音楽プロデューサーとしては、オーディション企画「THE FIRST」を主催。7人組ボーイズグループ「BE:FIRST」の生みの親としても注目を集めている。
経営者、音楽プロデューサーとして腕を振るう彼のマネジメント論とは。3月30日に著書「マネジメントのはなし。」(日経BP)を上梓したSKY-HIに、話を聞いた。
前編>音楽業界の「劇薬」に。SKY-HIが起業家になった理由
トップダウンでもそれを感じさせない組織が理想
——起業家として、目標とする人物はいますか。勇気をもらった経営者という意味では、ヒップホップ界の革命家とも言われるラッセル・シモンズさんや、エイベックス創業者の松浦(勝人)さんです。「自分の好きな音楽の会社を作って大きくする」なんて、言ってしまえば自分のエゴ。それを社会的責任も伴う一大経済圏にまで押し上げたことに対しての尊敬は大きいです。
好きな曲を聞いたら、人に言いたくなるじゃないですか。それの延長線にあるのが、学生ながらにプロモーターとして活躍しDef Jam Recordingsを立ち上げたラッセル・シモンズや、貸しレコード店のアルバイトから起業したエイベックスの松浦さんがやられたこと。音楽ファンとしてリスペクトしていますし、夢があることだなと思っています。
昔、松浦さんにたまたまお会いしたときに、僕はレコード屋さんに行った帰りだったのでアナログレコードを持っていたんです。
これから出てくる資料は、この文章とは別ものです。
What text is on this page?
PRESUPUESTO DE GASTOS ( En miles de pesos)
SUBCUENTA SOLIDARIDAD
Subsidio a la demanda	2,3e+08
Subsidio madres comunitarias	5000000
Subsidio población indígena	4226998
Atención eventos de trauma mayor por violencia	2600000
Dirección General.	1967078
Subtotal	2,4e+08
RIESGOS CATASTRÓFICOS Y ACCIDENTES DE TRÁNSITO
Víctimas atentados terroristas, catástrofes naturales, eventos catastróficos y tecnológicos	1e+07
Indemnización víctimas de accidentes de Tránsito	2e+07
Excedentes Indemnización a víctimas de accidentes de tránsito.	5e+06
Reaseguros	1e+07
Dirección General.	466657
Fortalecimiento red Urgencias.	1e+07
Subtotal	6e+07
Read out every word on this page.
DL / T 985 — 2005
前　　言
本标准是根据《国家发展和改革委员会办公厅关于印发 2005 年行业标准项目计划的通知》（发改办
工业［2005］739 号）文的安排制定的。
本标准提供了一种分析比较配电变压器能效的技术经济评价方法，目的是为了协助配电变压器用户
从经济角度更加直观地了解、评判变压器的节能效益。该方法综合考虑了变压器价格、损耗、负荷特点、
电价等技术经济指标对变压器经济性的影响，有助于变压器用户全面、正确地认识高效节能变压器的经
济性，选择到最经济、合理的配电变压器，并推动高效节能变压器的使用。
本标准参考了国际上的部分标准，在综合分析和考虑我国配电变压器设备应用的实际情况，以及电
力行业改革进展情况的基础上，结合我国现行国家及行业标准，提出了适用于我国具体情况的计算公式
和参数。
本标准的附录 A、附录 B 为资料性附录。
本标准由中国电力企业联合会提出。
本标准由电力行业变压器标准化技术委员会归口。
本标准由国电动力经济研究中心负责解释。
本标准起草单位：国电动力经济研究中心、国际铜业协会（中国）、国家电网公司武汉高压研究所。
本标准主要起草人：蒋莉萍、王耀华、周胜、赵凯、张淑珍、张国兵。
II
松浦さんがそれを見た瞬間に目の色を変えて「お前、まだこんなの買ってるんだ」って、慣れた手つきでジャケットからレコード盤を取り出して傷を見始めました。その時「俺こんなんばっかりやってるな」っておっしゃったのが、ずっと心に残っています。そんな、いつまでも音楽を愛する心を忘れない経営者になりたいですね。
——理想の経営者像はありますか。
理想の経営者像に既存の人物を当てはめるのは危険な気がするので、それは控えておきたいのですが……ただ、まずはスタッフたちに「うちの社長はすごく自由に、楽しそうにやっているな」と思ってもらえている状態が会社にとっていいのかなと最近は思っています。
「明るく仲良く元気よく」みたいな小学生の標語的な世界観を人間として持っていたくて、それが社風になっていくといいなと思っています。同時に、実際には組織なのでピラミッド型のトップダウンはあるんですけど、楽しいという空気を充満させる事で、それを極力ストレスに感じない状況をつくりたいです。
「THE FIRST」のときには、オーディションの参加者に、僕に対して「タメ語を使ってもらう」という裏プロジェクトも進めていました。実際にショウタ(現Aile The Shota)とルイ(現BMSGトレーニー)の2人が成功したんですが、それくらいの距離感になれるのを目指しています。